3- Africa Remix : échec d'une exposition « géographique » ou nouvelle posture face à l'art
contemporain africain ?

Dans son texte d'introduction, Simon Njami suggére que c'est « à travers les oeuvres et elles seules
qu'apparaîtront les réponses, ou du moins les pistes d'une réflexion renouvelée »81. Nous avons vu
dans la partie descriptive de cette exposition qu'en dehors de la sélection des artistes qui était
soumise à la fois aux visions particulières et subjectives des commissaires ainsi qu'à des critéres
conceptuels propres à l'Occident, la scénographie ne participait pas à mettre en valeur les oeuvre
d'Africa Remix.
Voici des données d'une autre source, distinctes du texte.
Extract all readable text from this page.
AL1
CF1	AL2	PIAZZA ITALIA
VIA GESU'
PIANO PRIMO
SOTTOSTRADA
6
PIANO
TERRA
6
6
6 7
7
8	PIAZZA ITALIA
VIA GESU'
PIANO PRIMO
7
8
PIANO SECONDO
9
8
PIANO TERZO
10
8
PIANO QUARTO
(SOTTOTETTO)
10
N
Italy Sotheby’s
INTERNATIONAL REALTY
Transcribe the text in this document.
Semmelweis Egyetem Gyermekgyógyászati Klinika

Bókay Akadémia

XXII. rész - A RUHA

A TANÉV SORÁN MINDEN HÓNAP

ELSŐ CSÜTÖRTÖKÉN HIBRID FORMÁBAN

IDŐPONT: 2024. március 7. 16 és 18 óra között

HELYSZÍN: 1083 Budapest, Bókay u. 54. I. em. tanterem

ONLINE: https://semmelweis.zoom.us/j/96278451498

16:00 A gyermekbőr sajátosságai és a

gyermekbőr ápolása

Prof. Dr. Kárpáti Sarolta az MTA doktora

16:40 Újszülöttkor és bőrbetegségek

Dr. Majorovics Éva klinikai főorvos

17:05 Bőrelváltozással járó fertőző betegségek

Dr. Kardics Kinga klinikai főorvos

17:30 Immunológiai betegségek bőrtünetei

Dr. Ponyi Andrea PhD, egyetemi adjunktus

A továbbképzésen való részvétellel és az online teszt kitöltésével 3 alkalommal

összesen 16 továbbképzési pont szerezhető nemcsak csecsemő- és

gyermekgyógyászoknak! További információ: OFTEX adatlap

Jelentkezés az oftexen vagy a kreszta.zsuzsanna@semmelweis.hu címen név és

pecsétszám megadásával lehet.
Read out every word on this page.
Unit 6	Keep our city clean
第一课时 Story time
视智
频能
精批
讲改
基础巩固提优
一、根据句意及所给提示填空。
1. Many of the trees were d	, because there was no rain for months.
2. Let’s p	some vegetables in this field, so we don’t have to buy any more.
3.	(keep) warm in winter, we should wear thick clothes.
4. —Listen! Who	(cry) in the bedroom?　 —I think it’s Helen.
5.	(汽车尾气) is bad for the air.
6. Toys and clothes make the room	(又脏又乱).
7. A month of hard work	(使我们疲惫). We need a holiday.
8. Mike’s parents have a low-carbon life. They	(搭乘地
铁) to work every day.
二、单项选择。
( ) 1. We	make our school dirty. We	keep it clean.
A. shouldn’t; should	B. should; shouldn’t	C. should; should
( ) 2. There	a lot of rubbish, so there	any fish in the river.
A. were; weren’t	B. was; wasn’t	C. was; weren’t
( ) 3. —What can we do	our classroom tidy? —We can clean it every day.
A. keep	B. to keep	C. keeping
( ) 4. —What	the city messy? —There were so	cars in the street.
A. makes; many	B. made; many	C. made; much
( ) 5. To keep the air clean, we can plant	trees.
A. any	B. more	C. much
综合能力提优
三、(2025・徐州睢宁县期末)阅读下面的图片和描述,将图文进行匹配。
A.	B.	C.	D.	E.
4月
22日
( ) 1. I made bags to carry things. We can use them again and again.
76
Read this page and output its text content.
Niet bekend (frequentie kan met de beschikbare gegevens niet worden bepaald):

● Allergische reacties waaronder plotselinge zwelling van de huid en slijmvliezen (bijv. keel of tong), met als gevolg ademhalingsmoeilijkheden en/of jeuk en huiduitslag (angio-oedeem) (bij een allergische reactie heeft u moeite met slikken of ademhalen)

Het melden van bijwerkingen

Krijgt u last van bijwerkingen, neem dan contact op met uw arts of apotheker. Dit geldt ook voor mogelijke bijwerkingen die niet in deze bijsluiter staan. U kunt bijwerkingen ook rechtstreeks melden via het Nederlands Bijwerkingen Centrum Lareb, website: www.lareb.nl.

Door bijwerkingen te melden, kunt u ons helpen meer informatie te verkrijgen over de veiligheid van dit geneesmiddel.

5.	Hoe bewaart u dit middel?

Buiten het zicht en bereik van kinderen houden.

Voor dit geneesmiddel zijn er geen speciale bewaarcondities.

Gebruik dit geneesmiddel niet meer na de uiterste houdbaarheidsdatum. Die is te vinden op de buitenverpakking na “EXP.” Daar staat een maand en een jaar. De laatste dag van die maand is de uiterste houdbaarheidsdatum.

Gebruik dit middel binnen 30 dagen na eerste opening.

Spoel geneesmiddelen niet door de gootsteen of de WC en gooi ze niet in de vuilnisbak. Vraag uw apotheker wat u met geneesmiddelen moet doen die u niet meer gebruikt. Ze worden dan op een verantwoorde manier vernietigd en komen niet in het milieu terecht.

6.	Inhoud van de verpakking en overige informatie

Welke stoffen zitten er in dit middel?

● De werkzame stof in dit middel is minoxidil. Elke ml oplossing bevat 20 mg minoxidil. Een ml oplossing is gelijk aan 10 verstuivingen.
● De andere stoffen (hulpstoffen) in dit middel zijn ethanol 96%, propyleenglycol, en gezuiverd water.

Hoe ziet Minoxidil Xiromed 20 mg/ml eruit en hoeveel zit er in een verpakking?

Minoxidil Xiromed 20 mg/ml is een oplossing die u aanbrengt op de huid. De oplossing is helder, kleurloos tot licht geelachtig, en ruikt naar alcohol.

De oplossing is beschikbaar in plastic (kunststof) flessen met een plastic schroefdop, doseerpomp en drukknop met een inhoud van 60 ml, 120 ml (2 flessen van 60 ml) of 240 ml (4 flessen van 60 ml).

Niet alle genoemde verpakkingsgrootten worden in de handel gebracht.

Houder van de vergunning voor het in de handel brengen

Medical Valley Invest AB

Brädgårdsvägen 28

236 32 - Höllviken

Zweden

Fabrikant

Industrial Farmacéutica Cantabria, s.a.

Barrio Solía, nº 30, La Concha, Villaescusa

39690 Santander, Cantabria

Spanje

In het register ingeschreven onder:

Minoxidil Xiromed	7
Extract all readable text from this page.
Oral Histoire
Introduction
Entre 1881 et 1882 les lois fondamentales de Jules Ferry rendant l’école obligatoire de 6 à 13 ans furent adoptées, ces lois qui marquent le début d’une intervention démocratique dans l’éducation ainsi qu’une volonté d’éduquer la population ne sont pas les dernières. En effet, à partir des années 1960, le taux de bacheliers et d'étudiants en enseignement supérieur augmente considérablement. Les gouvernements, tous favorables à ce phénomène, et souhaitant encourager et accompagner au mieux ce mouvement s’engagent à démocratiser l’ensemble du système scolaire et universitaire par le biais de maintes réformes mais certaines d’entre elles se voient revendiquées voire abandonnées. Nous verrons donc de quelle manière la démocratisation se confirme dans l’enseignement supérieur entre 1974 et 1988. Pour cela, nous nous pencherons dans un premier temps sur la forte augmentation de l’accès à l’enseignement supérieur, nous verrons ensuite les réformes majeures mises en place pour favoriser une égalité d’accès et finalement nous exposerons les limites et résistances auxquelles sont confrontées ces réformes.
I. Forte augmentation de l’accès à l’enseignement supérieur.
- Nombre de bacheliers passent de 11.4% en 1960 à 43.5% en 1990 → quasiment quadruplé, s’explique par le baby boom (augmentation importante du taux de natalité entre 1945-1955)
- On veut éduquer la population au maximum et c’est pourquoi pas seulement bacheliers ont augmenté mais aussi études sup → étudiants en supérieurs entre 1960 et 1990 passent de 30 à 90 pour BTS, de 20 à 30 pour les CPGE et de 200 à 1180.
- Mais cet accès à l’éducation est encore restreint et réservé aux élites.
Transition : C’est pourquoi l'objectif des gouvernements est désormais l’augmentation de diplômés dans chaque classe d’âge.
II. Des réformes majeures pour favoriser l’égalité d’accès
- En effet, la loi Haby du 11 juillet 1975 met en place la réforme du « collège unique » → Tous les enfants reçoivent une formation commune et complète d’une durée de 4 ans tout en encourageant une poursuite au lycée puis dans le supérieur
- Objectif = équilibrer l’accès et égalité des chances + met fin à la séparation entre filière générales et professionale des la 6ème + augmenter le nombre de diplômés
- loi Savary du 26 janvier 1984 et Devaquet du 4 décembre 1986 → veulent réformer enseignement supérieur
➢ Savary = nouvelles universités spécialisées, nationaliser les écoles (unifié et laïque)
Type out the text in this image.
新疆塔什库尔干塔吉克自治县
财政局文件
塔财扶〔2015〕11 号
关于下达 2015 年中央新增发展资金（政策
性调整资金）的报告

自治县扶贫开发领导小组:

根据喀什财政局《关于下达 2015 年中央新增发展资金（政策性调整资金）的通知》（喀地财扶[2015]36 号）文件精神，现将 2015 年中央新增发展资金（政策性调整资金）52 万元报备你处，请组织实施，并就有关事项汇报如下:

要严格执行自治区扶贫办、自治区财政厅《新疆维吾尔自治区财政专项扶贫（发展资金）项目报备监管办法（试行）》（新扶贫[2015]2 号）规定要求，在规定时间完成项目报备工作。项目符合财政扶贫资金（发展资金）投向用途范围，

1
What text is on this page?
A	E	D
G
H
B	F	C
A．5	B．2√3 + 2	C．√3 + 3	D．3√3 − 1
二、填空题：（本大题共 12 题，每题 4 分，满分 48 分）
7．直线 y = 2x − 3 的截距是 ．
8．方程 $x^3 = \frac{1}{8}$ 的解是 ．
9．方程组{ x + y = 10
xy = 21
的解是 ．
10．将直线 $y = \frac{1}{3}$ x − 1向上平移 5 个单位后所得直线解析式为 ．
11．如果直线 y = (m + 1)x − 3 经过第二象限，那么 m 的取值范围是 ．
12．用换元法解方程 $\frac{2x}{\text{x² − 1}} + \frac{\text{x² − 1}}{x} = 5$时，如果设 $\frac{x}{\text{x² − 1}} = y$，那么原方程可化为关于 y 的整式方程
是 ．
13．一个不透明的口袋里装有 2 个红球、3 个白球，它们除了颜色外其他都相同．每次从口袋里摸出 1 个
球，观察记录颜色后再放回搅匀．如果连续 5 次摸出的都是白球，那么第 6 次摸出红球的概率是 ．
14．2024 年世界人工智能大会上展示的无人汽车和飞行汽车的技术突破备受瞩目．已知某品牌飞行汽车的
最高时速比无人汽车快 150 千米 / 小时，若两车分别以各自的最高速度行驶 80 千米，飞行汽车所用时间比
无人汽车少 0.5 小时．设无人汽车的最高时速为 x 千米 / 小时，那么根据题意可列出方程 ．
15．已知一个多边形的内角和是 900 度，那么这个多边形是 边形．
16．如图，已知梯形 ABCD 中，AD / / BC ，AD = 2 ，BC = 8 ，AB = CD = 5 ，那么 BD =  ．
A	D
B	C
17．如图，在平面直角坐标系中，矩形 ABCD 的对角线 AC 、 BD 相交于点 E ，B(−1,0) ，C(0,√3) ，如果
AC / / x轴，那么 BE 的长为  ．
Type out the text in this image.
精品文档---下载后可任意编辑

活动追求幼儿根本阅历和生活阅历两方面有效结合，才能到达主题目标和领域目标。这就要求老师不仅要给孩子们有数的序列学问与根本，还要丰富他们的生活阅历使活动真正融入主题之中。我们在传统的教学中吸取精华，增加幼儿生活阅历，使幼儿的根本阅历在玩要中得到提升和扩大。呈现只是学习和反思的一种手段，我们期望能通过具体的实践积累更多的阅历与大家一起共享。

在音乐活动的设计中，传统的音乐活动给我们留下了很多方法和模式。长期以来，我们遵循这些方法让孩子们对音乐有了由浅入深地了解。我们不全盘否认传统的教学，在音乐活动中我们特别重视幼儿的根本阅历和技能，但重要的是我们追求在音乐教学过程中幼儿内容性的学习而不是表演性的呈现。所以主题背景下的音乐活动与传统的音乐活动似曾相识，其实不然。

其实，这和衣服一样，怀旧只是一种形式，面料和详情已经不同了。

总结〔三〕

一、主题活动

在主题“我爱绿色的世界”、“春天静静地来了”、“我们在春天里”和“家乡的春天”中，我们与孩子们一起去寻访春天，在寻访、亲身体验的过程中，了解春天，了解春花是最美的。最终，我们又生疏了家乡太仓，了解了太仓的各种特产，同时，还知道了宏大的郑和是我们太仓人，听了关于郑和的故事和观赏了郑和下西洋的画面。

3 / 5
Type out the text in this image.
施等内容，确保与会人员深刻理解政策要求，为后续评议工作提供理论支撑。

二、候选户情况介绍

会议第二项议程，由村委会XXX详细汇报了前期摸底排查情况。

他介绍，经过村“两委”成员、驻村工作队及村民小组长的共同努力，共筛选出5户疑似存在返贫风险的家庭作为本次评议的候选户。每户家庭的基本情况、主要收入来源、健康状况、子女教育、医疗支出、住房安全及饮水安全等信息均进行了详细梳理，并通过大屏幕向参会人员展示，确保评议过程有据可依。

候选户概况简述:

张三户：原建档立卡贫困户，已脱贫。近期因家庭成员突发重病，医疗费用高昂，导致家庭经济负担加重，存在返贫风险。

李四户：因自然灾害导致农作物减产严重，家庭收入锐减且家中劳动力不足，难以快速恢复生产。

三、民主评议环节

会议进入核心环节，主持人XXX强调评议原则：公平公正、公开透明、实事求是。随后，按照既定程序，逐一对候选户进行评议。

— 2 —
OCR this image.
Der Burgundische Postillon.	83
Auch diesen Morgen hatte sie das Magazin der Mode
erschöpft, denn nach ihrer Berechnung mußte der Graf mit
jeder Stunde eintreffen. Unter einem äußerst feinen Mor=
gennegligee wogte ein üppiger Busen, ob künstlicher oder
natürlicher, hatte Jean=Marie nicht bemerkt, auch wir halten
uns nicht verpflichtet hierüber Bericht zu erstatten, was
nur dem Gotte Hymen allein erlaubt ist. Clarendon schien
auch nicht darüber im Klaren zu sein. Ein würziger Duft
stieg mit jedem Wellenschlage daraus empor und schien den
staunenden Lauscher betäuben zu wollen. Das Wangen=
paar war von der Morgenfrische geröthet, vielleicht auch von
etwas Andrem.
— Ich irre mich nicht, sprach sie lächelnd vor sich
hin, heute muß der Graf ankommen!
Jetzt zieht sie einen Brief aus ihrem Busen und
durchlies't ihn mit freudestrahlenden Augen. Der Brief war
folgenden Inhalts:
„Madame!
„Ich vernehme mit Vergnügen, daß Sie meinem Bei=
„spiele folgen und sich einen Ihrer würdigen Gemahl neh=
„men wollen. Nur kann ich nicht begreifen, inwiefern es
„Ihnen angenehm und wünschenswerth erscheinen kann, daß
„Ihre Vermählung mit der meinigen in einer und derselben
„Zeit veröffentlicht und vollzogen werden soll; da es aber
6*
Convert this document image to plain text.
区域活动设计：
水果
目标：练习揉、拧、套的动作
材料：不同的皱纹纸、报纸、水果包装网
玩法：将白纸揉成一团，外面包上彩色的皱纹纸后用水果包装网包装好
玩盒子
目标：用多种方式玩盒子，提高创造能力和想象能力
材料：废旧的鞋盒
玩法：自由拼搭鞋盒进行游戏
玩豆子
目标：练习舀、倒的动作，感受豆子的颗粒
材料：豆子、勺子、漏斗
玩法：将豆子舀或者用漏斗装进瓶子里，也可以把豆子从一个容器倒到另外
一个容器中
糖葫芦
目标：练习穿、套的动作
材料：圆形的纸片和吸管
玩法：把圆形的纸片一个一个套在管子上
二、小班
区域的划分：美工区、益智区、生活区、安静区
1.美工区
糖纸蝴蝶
D'un point de vue théorique, nous allons voir, en retraçant un historique des
principales expositions sur l'art Africain, si cette exposition propose réellement « les pistes d'une
réflexion renouvelée ».

A. Historique des principales expositions « africaines »

Dans cette partie, j'essaierai de donner un aperçu non exhaustif mais néanmoins précis des
expositions qui ont contribué à écrire l'histoire de l'art contemporain africain. Émaillée d'évènements
particuliers et des visions personnelles de ceux qui ont contribué à l'écrire, elle prend sa source aprés
les Indépendances, à partir des années 196082. Cette position est infirmée par une exposition
comme The Short Century. Independance and Liberation Mouvements in Africa 1945-1994,
exposition itinérante qui interrogeait l'histoire d'un art moderne africain qui serait né au moment des
Indépendances. Le parti pris que nous avançons ici sera de considérer les expositions qui nous
semblent sortir de certains lieux communs ethnologiques ou historiques et qui proposent une vision
singulière de l'art africain de leur époque. Cette étude nous permettra aussi de mettre à jour les
divergences entre les conceptions anglo-saxonnes et européennes et de retranscrire la pluralité des
démarches et des concepts qui composent cette histoire.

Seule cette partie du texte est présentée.